A Chicken and Egg Story

Last year our chickens stopped laying eggs. For the first time in a decade we had to buy eggs instead of selling them. The egg strike, as one of our customers called it, lasted five months. But by the time they started laying again, their replacements were already in the barn.

The life of a laying hen starts like all other birds, by hatching out of an egg. The first few weeks can be spent with other poultry as well, although keeping them with meat chickens endangers their lives after a few weeks, especially if they decide to pile on top of each other.

Meat chickens tend to double their weight very quickly. The laying hens grow much slower.

When people asked when we would have eggs again, I told them the chickens wouldn’t start laying until October. It takes five months for them to start laying eggs and we got the chicks in late May, so that seemed reasonable.

Sure enough they started laying eggs in late October, but we were out of town. So I was told they had started with only a few. By the time we returned there were two-dozen waiting for us, already collected with more to be picked in the barn.

The following week we had another five-dozen, then 11 and then 24.

In my experience, it takes some time for all of the hens to reach maturity and start producing. In that time the eggs aren’t all exactly as they should be.

Some end up with double yolks and others are too small to contain any yolk at all. We will also get eggs without shells. When picked up they resemble a fragile water balloon.

A few weeks ago, while checking for eggs one morning, I came across four of these. We can’t use them so Schwartz got them with his breakfast.

The chickens are also learning where to lay their eggs. At first they lay where ever they happen to be but after a while they start using the nests provided.

A few years ago, Al went into the barn in the morning and had to really watch his step.
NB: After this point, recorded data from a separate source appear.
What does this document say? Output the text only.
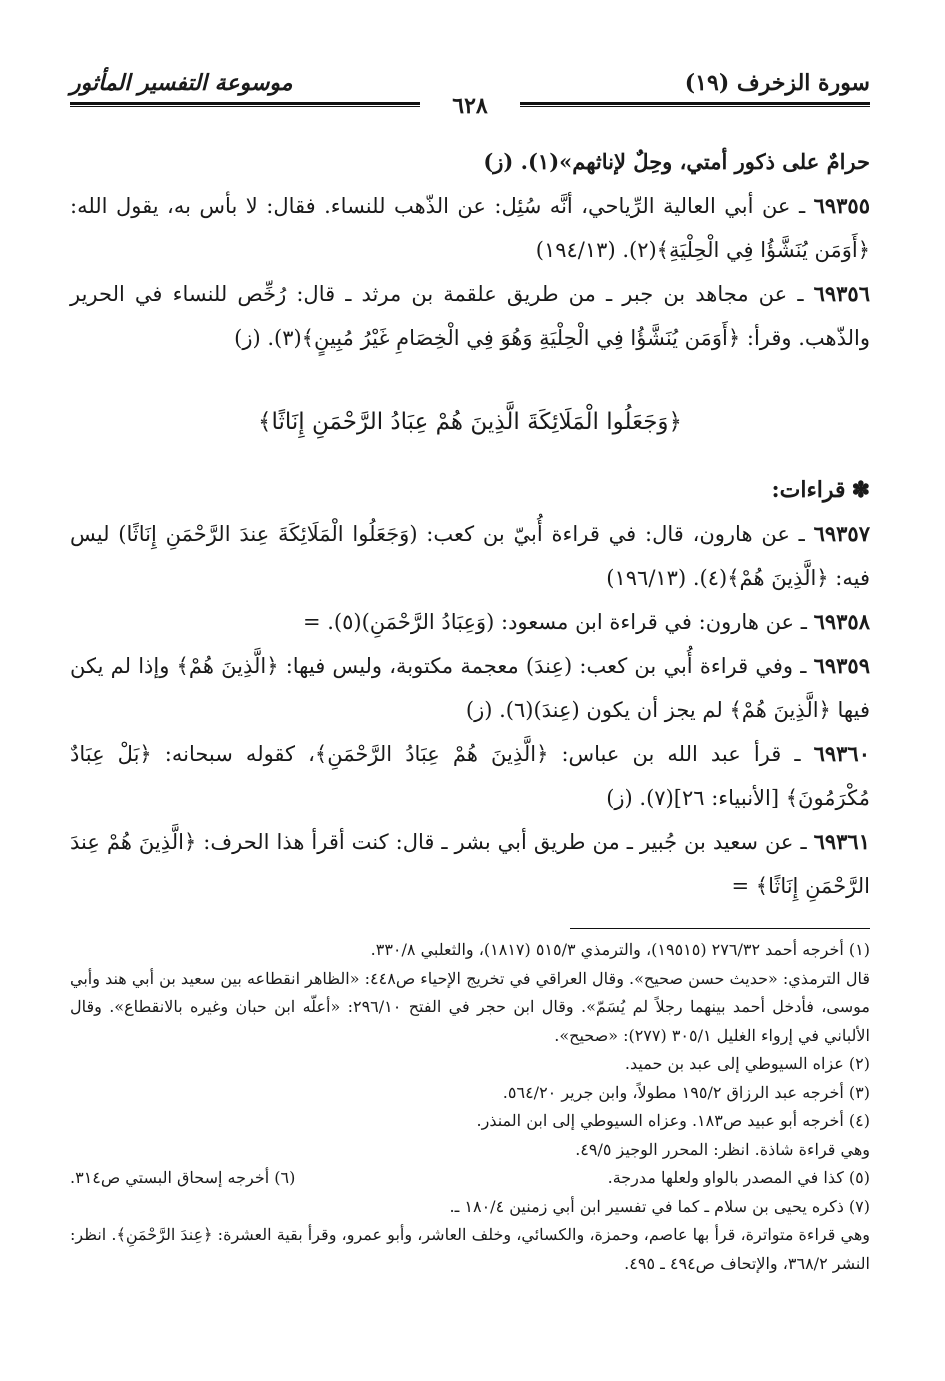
سورة الزخرف (١٩)
موسوعة التفسير المأثور
٦٢٨

حرامٌ على ذكور أمتي، وحِلٌ لإناثهم»(١). (ز)

٦٩٣٥٥ ـ عن أبي العالية الرِّياحي، أنَّه سُئِل: عن الذّهب للنساء. فقال: لا بأس به، يقول الله: ﴿أَوَمَن يُنَشَّؤُا فِي الْحِلْيَةِ﴾(٢). (١٩٤/١٣)

٦٩٣٥٦ ـ عن مجاهد بن جبر ـ من طريق علقمة بن مرثد ـ قال: رُخِّص للنساء في الحرير والذّهب. وقرأ: ﴿أَوَمَن يُنَشَّؤُا فِي الْحِلْيَةِ وَهُوَ فِي الْخِصَامِ غَيْرُ مُبِينٍ﴾(٣). (ز)

﴿وَجَعَلُوا الْمَلَائِكَةَ الَّذِينَ هُمْ عِبَادُ الرَّحْمَنِ إِنَاثًا﴾

✽قراءات:

٦٩٣٥٧ ـ عن هارون، قال: في قراءة أُبيّ بن كعب: (وَجَعَلُوا الْمَلَائِكَةَ عِندَ الرَّحْمَنِ إِنَاثًا) ليس فيه: ﴿الَّذِينَ هُمْ﴾(٤). (١٩٦/١٣)

٦٩٣٥٨ ـ عن هارون: في قراءة ابن مسعود: (وَعِبَادُ الرَّحْمَنِ)(٥). =

٦٩٣٥٩ ـ وفي قراءة أُبي بن كعب: (عِندَ) معجمة مكتوبة، وليس فيها: ﴿الَّذِينَ هُمْ﴾ وإذا لم يكن فيها ﴿الَّذِينَ هُمْ﴾ لم يجز أن يكون (عِندَ)(٦). (ز)

٦٩٣٦٠ ـ قرأ عبد الله بن عباس: ﴿الَّذِينَ هُمْ عِبَادُ الرَّحْمَنِ﴾، كقوله سبحانه: ﴿بَلْ عِبَادٌ مُكْرَمُونَ﴾ [الأنبياء: ٢٦](٧). (ز)

٦٩٣٦١ ـ عن سعيد بن جُبير ـ من طريق أبي بشر ـ قال: كنت أقرأ هذا الحرف: ﴿الَّذِينَ هُمْ عِندَ الرَّحْمَنِ إِنَاثًا﴾ =

(١) أخرجه أحمد ٢٧٦/٣٢ (١٩٥١٥)، والترمذي ٥١٥/٣ (١٨١٧)، والثعلبي ٣٣٠/٨.

قال الترمذي: «حديث حسن صحيح». وقال العراقي في تخريج الإحياء ص٤٤٨: «الظاهر انقطاعه بين سعيد بن أبي هند وأبي موسى، فأدخل أحمد بينهما رجلاً لم يُسَمّ». وقال ابن حجر في الفتح ٢٩٦/١٠: «أعلّه ابن حبان وغيره بالانقطاع». وقال الألباني في إرواء الغليل ٣٠٥/١ (٢٧٧): «صحيح».

(٢) عزاه السيوطي إلى عبد بن حميد.

(٣) أخرجه عبد الرزاق ١٩٥/٢ مطولاً، وابن جرير ٥٦٤/٢٠.

(٤) أخرجه أبو عبيد ص١٨٣. وعزاه السيوطي إلى ابن المنذر.

وهي قراءة شاذة. انظر: المحرر الوجيز ٤٩/٥.

(٥) كذا في المصدر بالواو ولعلها مدرجة.
(٦) أخرجه إسحاق البستي ص٣١٤.

(٧) ذكره يحيى بن سلام ـ كما في تفسير ابن أبي زمنين ١٨٠/٤ ـ.

وهي قراءة متواترة، قرأ بها عاصم، وحمزة، والكسائي، وخلف العاشر، وأبو عمرو، وقرأ بقية العشرة: ﴿عِندَ الرَّحْمَنِ﴾. انظر: النشر ٣٦٨/٢، والإتحاف ص٤٩٤ ـ ٤٩٥.
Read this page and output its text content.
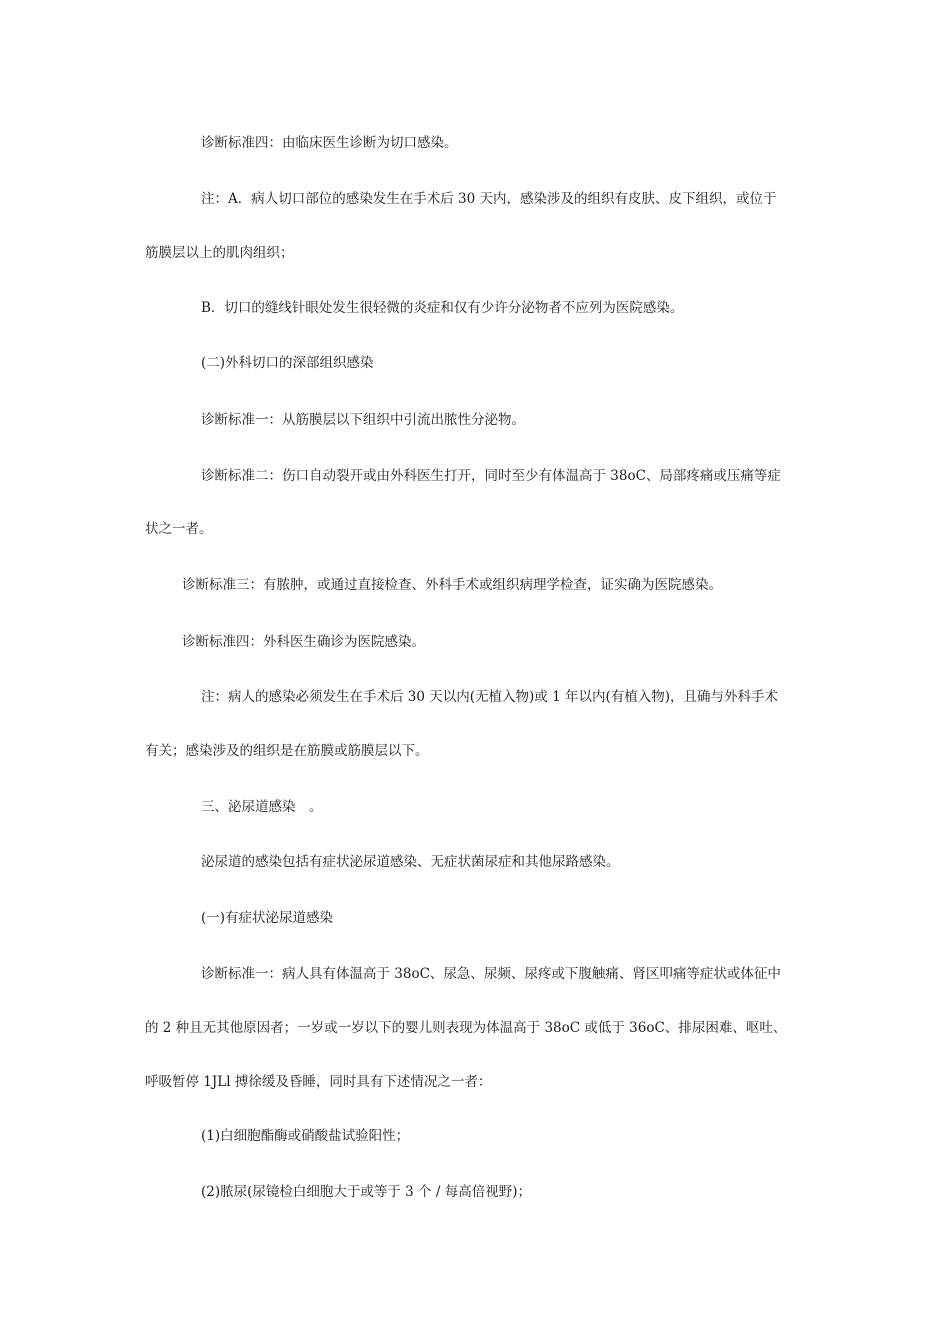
诊断标准四：由临床医生诊断为切口感染。
注：A．病人切口部位的感染发生在手术后 30 天内，感染涉及的组织有皮肤、皮下组织，或位于
筋膜层以上的肌肉组织；
B．切口的缝线针眼处发生很轻微的炎症和仅有少许分泌物者不应列为医院感染。
(二)外科切口的深部组织感染
诊断标准一：从筋膜层以下组织中引流出脓性分泌物。
诊断标准二：伤口自动裂开或由外科医生打开，同时至少有体温高于 38oC、局部疼痛或压痛等症
状之一者。
诊断标准三：有脓肿，或通过直接检查、外科手术或组织病理学检查，证实确为医院感染。
诊断标准四：外科医生确诊为医院感染。
注：病人的感染必须发生在手术后 30 天以内(无植入物)或 1 年以内(有植入物)，且确与外科手术
有关；感染涉及的组织是在筋膜或筋膜层以下。
三、泌尿道感染　。
泌尿道的感染包括有症状泌尿道感染、无症状菌尿症和其他尿路感染。
(一)有症状泌尿道感染
诊断标准一：病人具有体温高于 38oC、尿急、尿频、尿疼或下腹触痛、肾区叩痛等症状或体征中
的 2 种且无其他原因者；一岁或一岁以下的婴儿则表现为体温高于 38oC 或低于 36oC、排尿困难、呕吐、
呼吸暂停 1JLl 搏徐缓及昏睡，同时具有下述情况之一者：
(1)白细胞酯酶或硝酸盐试验阳性；
(2)脓尿(尿镜检白细胞大于或等于 3 个 / 每高倍视野)；
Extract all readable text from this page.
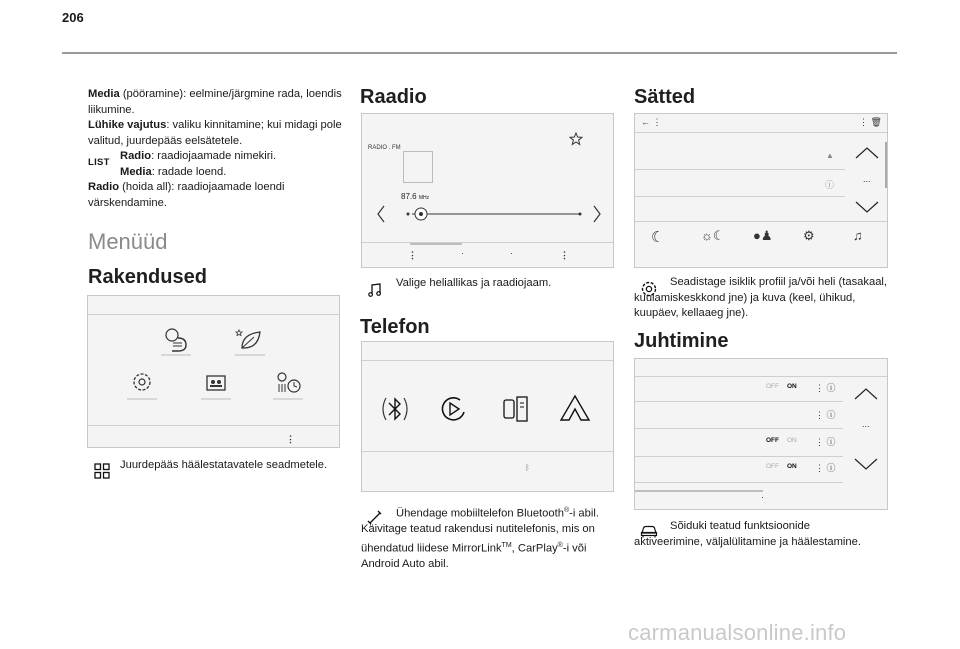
206
Media (pööramine): eelmine/järgmine rada, loendis liikumine.
Lühike vajutus: valiku kinnitamine; kui midagi pole valitud, juurdepääs eelsätetele.
LIST
Radio: raadiojaamade nimekiri.
Media: radade loend.
Radio (hoida all): raadiojaamade loendi värskendamine.
Menüüd
Rakendused
⋮
Juurdepääs häälestatavatele seadmetele.
Raadio
RADIO . FM
87.6 MHz
⋮	·	·	⋮
Valige heliallikas ja raadiojaam.
Telefon
ᛒ
Ühendage mobiiltelefon Bluetooth®-i abil. Käivitage teatud rakendusi nutitelefonis, mis on ühendatud liidese MirrorLink™, CarPlay®-i või Android Auto abil.
Sätted
← ⋮	⋮ 🗑
▲
ⓘ
...
☾	☼☾ ●♟ ⚙	♫
Seadistage isiklik profiil ja/või heli (tasakaal, kuulamiskeskkond jne) ja kuva (keel, ühikud, kuupäev, kellaaeg jne).
Juhtimine
OFF ON ⋮ ⓘ
⋮ ⓘ
OFF ON ⋮ ⓘ
OFF ON ⋮ ⓘ
...
·
Sõiduki teatud funktsioonide aktiveerimine, väljalülitamine ja häälestamine.
carmanualsonline.info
The floor was covered with eggs. He counted 52 when he finally got them all picked up.

It was the first time that happened, and it hasn’t happened since.

A hen can produce up to 300 eggs in their first year of laying. As a chicken ages, two things happen to them: the eggs become larger and they produce fewer of them until they stop completely. This is what happened almost a year ago with our old hens.

At this point they make very good soup or they can be allowed to live out their days doing whatever they like.

Because we only had 10 of the old hens left we decided to just let them live.